Being-Sun Wung

Cinnamaldehyde inhibits the tumor necrosis factor-α-induced expression of cell adhesion molecules in endothelial cells by suppressing NF-κB activation: Effects upon IκB and Nrf2

The production of adhesion molecules and subsequent attachment of leukocytes to endothelial cells (ECs) are critical early events in atherogenesis. These adhesion molecules thus play an important role in the development of this disease. Recent studies have highlighted the chemoprotective and anti-inflammatory effects of cinnamaldehyde, a Cinnamomum cassia Presl-specific diterpene. In our current study, we have examined the effects of both cinnamaldehyde and extracts of C. cassia on cytokine-induced monocyte/human endothelial cell interactions. We find that these compounds inhibit the adhesion of TNFalpha-induced monocytes to endothelial cells and suppress the expression of the cell adhesion molecules, VCAM-1 and ICAM-1, at the transcriptional level. Moreover, in TNFalpha-treated ECs, the principal downstream signal of VCAM-1 and ICAM-1, NF-kappaB, was also found to be abolished in a time-dependent manner. Interestingly, cinnamaldehyde exerts its anti-inflammatory effects by blocking the degradation of the inhibitory protein IkappaB-alpha, but only in short term pretreatments, whereas it does so via the induction of Nrf2-related genes, including heme-oxygenase-1 (HO-1), over long term pretreatments. Treating ECs with zinc protoporphyrin, a HO-1 inhibitor, partially blocks the anti-inflammatory effects of cinnamaldehyde. Elevated HO-1 protein levels were associated with the inhibition of TNFalpha-induced ICAM-1 expression. In addition to HO-1, we also found that cinnamaldehyde can upregulate Nrf2 in nuclear extracts, and can increase ARE-luciferase activity and upregulate thioredoxin reductase-1, another Nrf2-related gene. Moreover, cinnamaldehyde exposure rapidly reduces the cellular GSH levels in ECs over short term treatments but increases these levels after 9 h exposure.

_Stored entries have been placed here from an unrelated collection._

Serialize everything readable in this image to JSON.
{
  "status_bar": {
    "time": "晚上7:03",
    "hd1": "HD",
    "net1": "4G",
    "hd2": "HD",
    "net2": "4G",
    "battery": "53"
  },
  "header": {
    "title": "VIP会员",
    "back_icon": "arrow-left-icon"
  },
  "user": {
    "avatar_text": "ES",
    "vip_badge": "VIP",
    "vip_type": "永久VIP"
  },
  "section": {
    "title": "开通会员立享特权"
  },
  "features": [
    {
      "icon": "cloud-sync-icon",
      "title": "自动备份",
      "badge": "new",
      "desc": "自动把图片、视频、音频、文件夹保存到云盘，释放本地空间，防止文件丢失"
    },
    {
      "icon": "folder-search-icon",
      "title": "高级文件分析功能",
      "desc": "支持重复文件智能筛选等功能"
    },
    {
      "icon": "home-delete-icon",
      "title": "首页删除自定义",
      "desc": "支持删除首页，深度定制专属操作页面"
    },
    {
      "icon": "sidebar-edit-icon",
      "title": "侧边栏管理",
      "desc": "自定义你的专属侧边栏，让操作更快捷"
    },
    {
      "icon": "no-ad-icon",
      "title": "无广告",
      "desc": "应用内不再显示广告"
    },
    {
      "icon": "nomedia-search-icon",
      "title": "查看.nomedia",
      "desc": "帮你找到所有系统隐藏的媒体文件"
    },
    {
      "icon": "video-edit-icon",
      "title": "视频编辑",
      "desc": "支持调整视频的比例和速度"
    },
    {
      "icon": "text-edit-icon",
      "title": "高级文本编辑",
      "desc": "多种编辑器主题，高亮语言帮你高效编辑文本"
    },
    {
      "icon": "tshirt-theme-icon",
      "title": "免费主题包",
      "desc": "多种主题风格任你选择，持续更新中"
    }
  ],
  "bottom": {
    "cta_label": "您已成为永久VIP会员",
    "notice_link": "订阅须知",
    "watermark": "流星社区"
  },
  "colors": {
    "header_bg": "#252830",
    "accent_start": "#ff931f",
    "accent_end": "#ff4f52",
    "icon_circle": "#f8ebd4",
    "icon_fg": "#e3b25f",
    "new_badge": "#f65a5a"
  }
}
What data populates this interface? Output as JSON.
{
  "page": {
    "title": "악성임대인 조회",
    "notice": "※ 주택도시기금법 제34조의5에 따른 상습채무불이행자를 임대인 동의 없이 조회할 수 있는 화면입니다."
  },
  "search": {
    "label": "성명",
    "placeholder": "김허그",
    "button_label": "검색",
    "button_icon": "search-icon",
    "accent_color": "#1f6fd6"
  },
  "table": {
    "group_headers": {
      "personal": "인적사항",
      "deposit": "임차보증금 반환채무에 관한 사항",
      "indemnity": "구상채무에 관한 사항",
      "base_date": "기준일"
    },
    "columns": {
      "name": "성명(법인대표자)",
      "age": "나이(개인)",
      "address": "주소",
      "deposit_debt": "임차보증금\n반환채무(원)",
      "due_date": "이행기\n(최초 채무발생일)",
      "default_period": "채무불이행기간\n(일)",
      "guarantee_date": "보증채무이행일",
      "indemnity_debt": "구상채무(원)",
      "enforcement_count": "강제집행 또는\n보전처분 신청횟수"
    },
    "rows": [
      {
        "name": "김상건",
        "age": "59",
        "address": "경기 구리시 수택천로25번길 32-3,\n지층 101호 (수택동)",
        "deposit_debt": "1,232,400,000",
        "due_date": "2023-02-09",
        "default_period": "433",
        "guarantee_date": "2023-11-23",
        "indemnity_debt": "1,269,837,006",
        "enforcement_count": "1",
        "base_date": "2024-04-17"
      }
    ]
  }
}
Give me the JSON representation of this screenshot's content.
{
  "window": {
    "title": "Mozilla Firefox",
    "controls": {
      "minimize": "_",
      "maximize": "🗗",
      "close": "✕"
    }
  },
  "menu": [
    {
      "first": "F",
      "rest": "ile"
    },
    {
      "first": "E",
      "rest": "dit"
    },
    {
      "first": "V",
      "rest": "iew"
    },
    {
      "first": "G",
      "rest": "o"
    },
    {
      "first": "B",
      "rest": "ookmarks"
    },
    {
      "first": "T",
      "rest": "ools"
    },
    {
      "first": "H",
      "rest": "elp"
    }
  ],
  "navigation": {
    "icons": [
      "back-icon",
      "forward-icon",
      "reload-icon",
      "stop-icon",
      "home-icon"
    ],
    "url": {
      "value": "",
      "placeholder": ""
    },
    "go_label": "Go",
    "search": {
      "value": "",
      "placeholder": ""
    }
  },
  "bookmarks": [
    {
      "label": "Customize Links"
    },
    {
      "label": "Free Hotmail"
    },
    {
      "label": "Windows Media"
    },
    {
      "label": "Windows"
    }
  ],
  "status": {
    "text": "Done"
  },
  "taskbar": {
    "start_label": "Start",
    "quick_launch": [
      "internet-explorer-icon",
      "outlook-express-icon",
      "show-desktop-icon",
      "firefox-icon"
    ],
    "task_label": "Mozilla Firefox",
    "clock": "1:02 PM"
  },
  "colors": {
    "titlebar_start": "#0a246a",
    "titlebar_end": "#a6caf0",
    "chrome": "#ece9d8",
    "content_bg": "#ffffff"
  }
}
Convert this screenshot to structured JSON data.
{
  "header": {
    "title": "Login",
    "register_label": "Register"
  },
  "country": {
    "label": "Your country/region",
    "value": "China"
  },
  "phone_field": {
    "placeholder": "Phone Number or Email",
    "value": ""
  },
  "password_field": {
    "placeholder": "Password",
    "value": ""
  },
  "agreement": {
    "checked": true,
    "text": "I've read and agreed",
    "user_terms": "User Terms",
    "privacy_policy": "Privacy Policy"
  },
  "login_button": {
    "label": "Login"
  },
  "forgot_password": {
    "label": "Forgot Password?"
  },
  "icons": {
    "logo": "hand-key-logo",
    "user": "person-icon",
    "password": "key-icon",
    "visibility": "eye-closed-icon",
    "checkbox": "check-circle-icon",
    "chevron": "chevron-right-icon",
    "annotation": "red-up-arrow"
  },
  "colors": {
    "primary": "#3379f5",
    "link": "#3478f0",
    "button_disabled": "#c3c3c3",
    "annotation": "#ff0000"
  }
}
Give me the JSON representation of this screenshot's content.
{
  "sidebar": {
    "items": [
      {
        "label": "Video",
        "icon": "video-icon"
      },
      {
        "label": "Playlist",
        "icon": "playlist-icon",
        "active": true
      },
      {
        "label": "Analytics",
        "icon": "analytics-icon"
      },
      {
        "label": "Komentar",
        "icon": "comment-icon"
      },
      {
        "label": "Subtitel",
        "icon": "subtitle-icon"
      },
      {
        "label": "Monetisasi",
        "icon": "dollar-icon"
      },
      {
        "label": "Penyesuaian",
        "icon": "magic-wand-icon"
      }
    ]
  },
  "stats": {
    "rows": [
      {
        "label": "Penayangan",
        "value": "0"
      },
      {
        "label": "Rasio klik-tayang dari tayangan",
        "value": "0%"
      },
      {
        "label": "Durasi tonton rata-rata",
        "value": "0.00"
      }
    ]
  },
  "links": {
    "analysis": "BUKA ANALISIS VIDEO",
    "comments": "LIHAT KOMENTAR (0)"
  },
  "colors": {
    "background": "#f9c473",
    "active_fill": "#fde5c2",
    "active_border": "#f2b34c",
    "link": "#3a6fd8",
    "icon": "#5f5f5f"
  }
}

Hence, our present findings indicate that cinnamaldehyde suppresses TNF-induced singling pathways via two distinct mechanisms that are activated by different pretreatment periods.

The Glutaredoxin/Glutathione System Modulates NF-κB Activity by Glutathionylation of p65 in Cinnamaldehyde-Treated Endothelial Cells

Reversible protein glutathionylation is an important posttranslational modification that provides protection against oxidation. In endothelial cells (ECs), cinnamaldehyde is an electrophilic compound that can increase the intracellular glutathione (GSH) levels or reactive oxygen species (ROS) production depending on the treatment duration. ECs treated with GSH and H(2)O(2) show increased sulfhydryl modifications of the p65 subunit of nuclear factor kappa-light-chain-enhancer of activated B cells (NF-kappaB), which are responsible for NF-kappaB inactivation, and also a block in TNF-alpha-induced p65 nuclear translocation and inter-cellular adhesion molecule-1 (ICAM-1) expression. In our current study, we find that cinnamaldehyde induces p65 glutathionylation and inhibits TNF-alpha-induced p65 nuclear translocation and ICAM-1 expression within 12 h of treatment. Our analyses also reveal that p65 glutathionylation is suppressed by a GSH synthesis inhibitor, buthionine sulfoximine (BSO), and we further observed that the inhibitory effects of p65 nuclear translocation and ICAM-1 expression are also suppressed by BSO. NF-E2-related factor-2 small interfering RNA (siRNA) molecules not only inhibit glutamate-cysteine ligase catalytic subunit (GCLC) and glutamate-cysteine ligase modifier subunit (GCLM) induction and increases in GSH but also abolish cinnamaldehyde-induced p65 glutathionylation and its inhibitory effects. The gene expression and activity of glutaredoxin-1 (Grx-1), which catalyzes the formation of protein-glutathione mixed disulfides (protein-SSG), were also found to be increased after cinnamaldehyde treatment. A knock down of endogenous Grx-1 by siRNA or pretreatment with an inhibitor of Grx-1 activity, CdCl(2), abolishes p65-SSG formation. In addition, Grx-1 siRNA blocks the inhibition of p65 nuclear translocation and ICAM-1 expression, suggesting that this enzyme is involved in the cinnamaldehyde-mediated NF-kappaB inhibition. Our current results thus indicate that the GSH/Grx-1-dependent glutathionylation of p65 is likely to be responsible for cinnamaldehyde-mediated NF-kappaB inactivation and for the enhanced inhibitory effects of cinnamaldehyde upon TNF-alpha-treated ECs.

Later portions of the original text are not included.